ATRÁS DAS PORTAS DO CASTELO, N.º 1492 - Outubro 2013

Título original: Behind the Castello Doors

Publicado originalmente por Mills & Boon®, Ltd., Londres.

 

Todos os direitos, incluindo os de reprodução total ou parcial, são reservados. Esta edição foi publicada com a autorização de Harlequin Enterprises II BV.

Todas as personagens deste livro são fictícias. Qualquer semelhança com alguma pessoa, viva ou morta, é pura coincidência.

™ ®,Harlequin, logotipo Harlequin e Sabrina são marcas registadas por Harlequin Books S.A.

® e ™ São marcas registadas pela Harlequin Enterprises Limited e suas filiais, utilizadas com licença. As marcas que têm ® estão registadas na Oficina Española de Patentes y Marcas e noutros países.

 

I.S.B.N.: 978-84-687-3742-3

Editor responsável: Luis Pugni

 

Conversão ebook: MT Color & Diseño

Capítulo 1

 

A estrada serpenteava pela ladeira, à luz dos faróis do carro. Quanto mais alto subiam, mais parecia chover. Tinham saído de Oliena há cerca de quinze minutos e Beth, ao fazerem uma curva, viu que as luzes da vila desapareciam ao longe.

– Ainda falta muito? – perguntou ao taxista.

Já se apercebera de que quase não falava nada de inglês, mas talvez tivesse entendido, pois olhou para ela por cima do ombro.

– Em breve, verá o Castello del Falco... Castelo do Falcão – explicou, com um sotaque muito cerrado.

– Então, o senhor Piras vive num castelo verdadeiro?

Presumira que a residência do dono do Banco Piras-Cossu, na Sardenha, seria uma villa muito luxuosa e que chamar-lhe «castelo» era apenas uma extravagância. O taxista não respondeu, mas o carro chegou ao topo de outra das montanhas Gennargentu e Beth susteve a respiração, ao distinguir uma fortaleza cinzenta na escuridão. Apesar da chuva, conseguiu ver que a estrada desaparecia numa entrada cavernosa. Os muros estavam iluminados por luzes que davam uma ideia do tamanho da construção e umas gárgulas surgiam entre as sombras, como seres fantásticos. Teve de se repreender, por se ter deixado arrastar pela fantasia. No entanto, à medida que o táxi se aproximava da entrada do castelo, uma sensação inexplicável de apreensão começou a apropriar-se dela e teve vontade de pedir ao taxista para dar a volta, e a levar novamente para a vila. Talvez fosse muito fantasiosa, mas tinha a sensação de que a sua vida mudaria, se entrasse no Castello del Falco.

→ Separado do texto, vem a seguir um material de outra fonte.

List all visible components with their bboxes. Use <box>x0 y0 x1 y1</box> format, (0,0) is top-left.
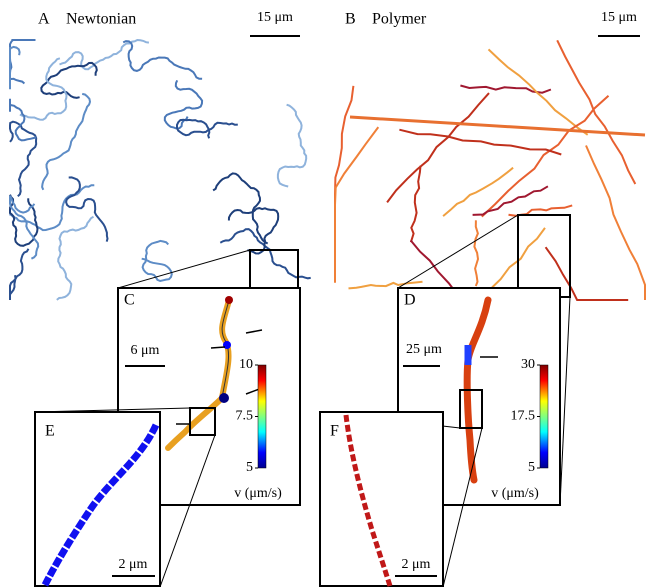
trajectory <box>212 172 269 245</box>
trajectory <box>409 165 422 243</box>
panel-title: Polymer <box>372 11 427 28</box>
connector <box>442 427 483 587</box>
point <box>219 393 229 403</box>
connector <box>159 434 216 587</box>
trajectory <box>41 92 92 191</box>
colorbar-label: v (μm/s) <box>491 486 539 501</box>
trajectory <box>473 220 480 287</box>
trajectory <box>41 423 160 587</box>
trajectory <box>141 239 173 283</box>
polymer-trajectories <box>334 39 646 301</box>
trajectory <box>585 145 646 300</box>
trajectory <box>227 207 280 255</box>
colorbar-tick-label: 7.5 <box>236 409 254 424</box>
trajectory <box>334 126 380 283</box>
panel-label: F <box>330 423 339 440</box>
scale-label: 15 μm <box>257 10 293 25</box>
trajectory <box>463 296 492 484</box>
zoom-box <box>459 389 483 429</box>
scale-label: 6 μm <box>131 343 160 358</box>
panel-label: E <box>45 423 55 440</box>
colorbar: 5 7.5 10 <box>236 357 267 475</box>
scale-label: 25 μm <box>406 342 442 357</box>
colorbar-gradient <box>257 364 267 469</box>
trajectory <box>544 246 629 301</box>
colorbar-gradient <box>539 364 549 469</box>
trajectory <box>56 215 95 301</box>
trajectory <box>9 194 39 247</box>
panel-label: C <box>124 292 135 309</box>
colorbar-tick-label: 5 <box>246 460 253 475</box>
connector <box>397 214 519 289</box>
colorbar-label: v (μm/s) <box>234 486 282 501</box>
point <box>225 296 233 304</box>
trajectory <box>343 414 393 587</box>
scale-label: 2 μm <box>402 557 431 572</box>
panel-label: A <box>38 11 50 28</box>
trajectory <box>9 45 21 90</box>
trajectory <box>334 85 355 241</box>
panel-title: Newtonian <box>66 11 136 28</box>
connector <box>559 296 571 506</box>
trajectory <box>348 280 423 290</box>
trajectory <box>349 115 646 137</box>
arrow <box>176 329 263 425</box>
trajectory <box>442 166 514 217</box>
trajectory <box>472 185 549 216</box>
trajectory <box>487 48 589 136</box>
colorbar-tick-label: 5 <box>528 460 535 475</box>
connector <box>117 249 251 289</box>
newtonian-trajectories <box>9 38 311 301</box>
trajectory <box>556 39 637 185</box>
trajectory <box>19 57 68 121</box>
zoom-box <box>189 407 216 436</box>
trajectory <box>399 128 562 156</box>
trajectory <box>59 38 150 71</box>
trajectory <box>9 98 37 142</box>
trajectory <box>481 94 610 218</box>
trajectory <box>40 61 98 99</box>
trajectory <box>9 248 30 300</box>
colorbar-tick-label: 17.5 <box>511 409 536 424</box>
trajectory <box>122 40 203 80</box>
trajectory <box>163 79 204 130</box>
trajectory <box>219 228 311 280</box>
colorbar-tick-label: 10 <box>239 357 253 372</box>
zoom-box <box>517 214 571 298</box>
trajectory <box>176 118 238 139</box>
trajectory <box>386 92 490 204</box>
trajectory <box>65 176 109 242</box>
trajectory <box>9 184 95 232</box>
panel-label: B <box>345 11 356 28</box>
trajectory <box>276 103 308 188</box>
trajectory <box>9 120 38 198</box>
trajectory <box>9 195 40 260</box>
colorbar: 5 17.5 30 <box>511 357 549 475</box>
scale-label: 15 μm <box>601 10 637 25</box>
colorbar-tick-label: 30 <box>521 357 535 372</box>
scale-label: 2 μm <box>119 557 148 572</box>
panel-label: D <box>404 292 416 309</box>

Olhou para Sophie e recordou-se de que fora à Sardenha por ela. Não podia voltar atrás. Mesmo assim, algo a embargou quando o carro passou pelos portões pretos. Foi como se tivesse abandonado um mundo conhecido e seguro, e tivesse entrado num outro, desconhecido e ameaçador.

 

 

A festa estava no seu apogeu. Da varanda que dava para o salão de baile, Cesario Piras observava os convidados que dançavam e bebiam champanhe e, através da porta, via mais pessoas à volta das mesas repletas de comida. Alegrava-se por estarem a divertir-se. Os empregados trabalhavam com afinco e mereciam o seu agradecimento pelos serviços que prestavam ao Banco Piras-Cossu. Os convidados não sabiam que o seu anfitrião estava desejoso de ficar sozinho. Lamentava não ter dado instruções à sua secretária pessoal, para mudar a data que escolhera para a festa. Donata só trabalhava há umas semanas para ele e não sabia que o dia três de março era uma data que estaria marcada na sua alma para sempre. Sem se aperceber, passou os dedos pela cicatriz que lhe descia desde o olho esquerdo até à comissura da boca. Era o quarto aniversário da morte do filho. O tempo passara e a dor dera lugar, lentamente, à resignação. No entanto, os aniversários continuavam a ser dolorosos. Aceitara a data da festa, com esperança de que as suas obrigações como anfitrião o fizessem pensar noutra coisa, mas Nicolo estava presente na sua mente e as lembranças eram como uma adaga cravada no seu coração. Ouviu um ruído leve e apercebeu-se de que não estava sozinho. Virou-se e viu o mordomo.

– O que se passa, Teodoro?

– Chegou uma jovem ao castelo e perguntou por si, signor.

– Uma convidada que chegou tão tarde? – perguntou, olhando para o relógio.

– Não é uma convidada, mas insistiu que tem de falar consigo.

Teodoro não pôde esconder o aborrecimento, ao lembrar-se da mulher com um casaco cinzento, enorme e encharcado, que deixara entrar, contrariado. Estaria a molhar o tapete da sala, onde a deixara à espera. Cesario praguejou em voz baixa. Só podia ser a jornalista que andara a persegui-lo, para lhe dar uma entrevista sobre o acidente que custara a vida da esposa e do filho. Cerrou os dentes. Talvez fosse normal que a imprensa estivesse fascinada com o proprietário esquivo de um dos maiores bancos de Itália, mas não suportava a intromissão na sua vida privada e nunca falava com jornalistas.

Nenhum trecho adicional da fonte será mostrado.